RESEARCH PROBLEMS
Flows in several turbomachinery components (low- and high-pressure turbines/compressors) are extremely complex due to the presence of separation, transition and relaminarization. Predictions of each of these three phenomena are beyond the current abilities of turbulence models. We employ high-fidelity approaches including DNS, LES and hybrid LES/RANS for investigation of losses and heat-transfer components in these flows. A high-end native code ANUROOP, which can work with complex configurations and exploit GPUs, has been developed exclusively for this purpose.

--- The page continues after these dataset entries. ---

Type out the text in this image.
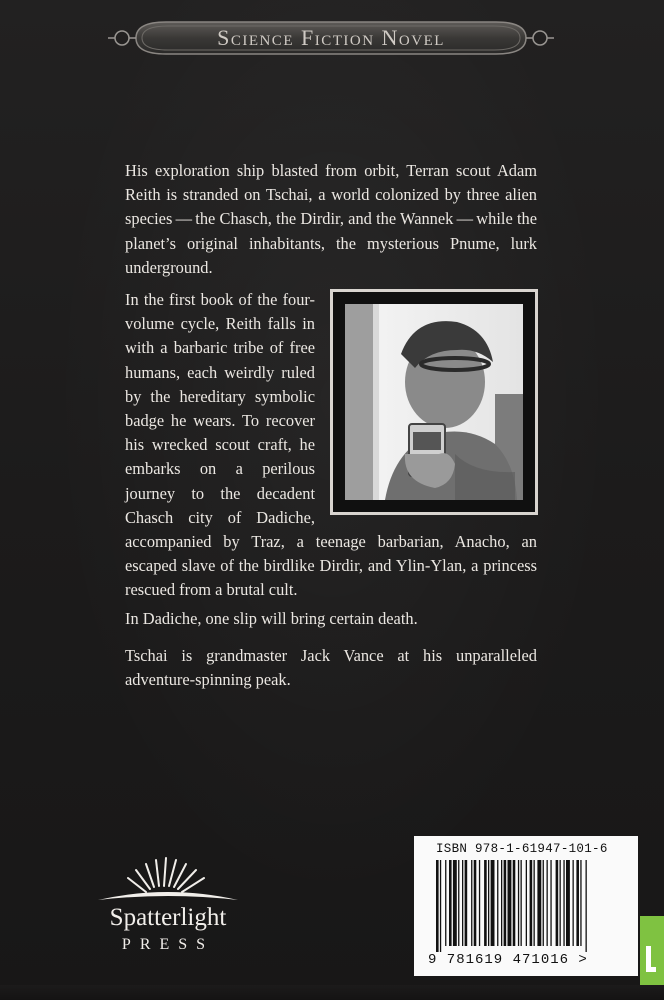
Science Fiction Novel

His exploration ship blasted from orbit, Terran scout Adam Reith is stranded on Tschai, a world colonized by three alien species — the Chasch, the Dirdir, and the Wannek — while the planet’s original inhabitants, the mysterious Pnume, lurk underground.

In the first book of the four-volume cycle, Reith falls in with a barbaric tribe of free humans, each weirdly ruled by the hereditary symbolic badge he wears. To recover his wrecked scout craft, he embarks on a perilous journey to the decadent Chasch city of Dadiche, accompanied by Traz, a teenage barbarian, Anacho, an escaped slave of the birdlike Dirdir, and Ylin-Ylan, a princess rescued from a brutal cult.

In Dadiche, one slip will bring certain death.

Tschai is grandmaster Jack Vance at his unparalleled adventure-spinning peak.

Spatterlight
PRESS
ISBN 978-1-61947-101-6
9 781619 471016 >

Understanding the external aerodynamics of aircraft, missiles, rockets, spacecraft, UAVs is crucial for their design and development. We perform unsteady high-fidelity simulations to analyze aerodynamics of these aerospace vehicles encompassing the full flight envelope. Current focus areas are- (1) high-lift analysis with the deployment of flaps and slats, (2) optimal wing designs for turboprops with consideration of wing-propeller interactions, and (3) unsteady flow analysis in cargo aircraft with upswept afterbody configurations.
Development and improvement of turbulence and transitional models for practical applications are still one of the most important problems in relevant industries. To address this, we augment modern theoretical knowledge and high-end datasets with state-of-the-art numerical approaches to improve existing models or propose new models. Currently, the efforts are directed towards- (1) improve transition models based on DNS/LES data, (2) characterize reverse transition (relaminarization) and propose models in the framework of RANS, (3) include curvature and displacement effects in boundary layer simulations.
Linear stability analysis (LSA) is a classical tool developed to study the transition-to-turbulence. Recently, these approaches also found their applications on base/mean flows in the turbulent and transitional regimes. We employ both modal (local/BiGlobal/TriGlobal) and non-modal (transient growth) tools to investigate growth/decay of the dominant modes in these flows in linearized manner. Further, we use resolvent and adjoint approaches to find the optimal flow control. For complex turbulent flows, our group uses 'Mean Flow Perturbation (MFP)' approach for linearized analysis.
Spatio-temporal datasets obtained from a flowfield, either from an experimental or a numerical approach, are usually high-dimensional and analyzing them require optimal tools. We employ state-of-the-art statistical, spectral and low-order decomposition (POD/DMD) techniques to gain useful insights from these datasets. Further, we also build reduced-order models based on decomposed data. Our group has fully parallel POD/DMD codes that can work on several million grid points.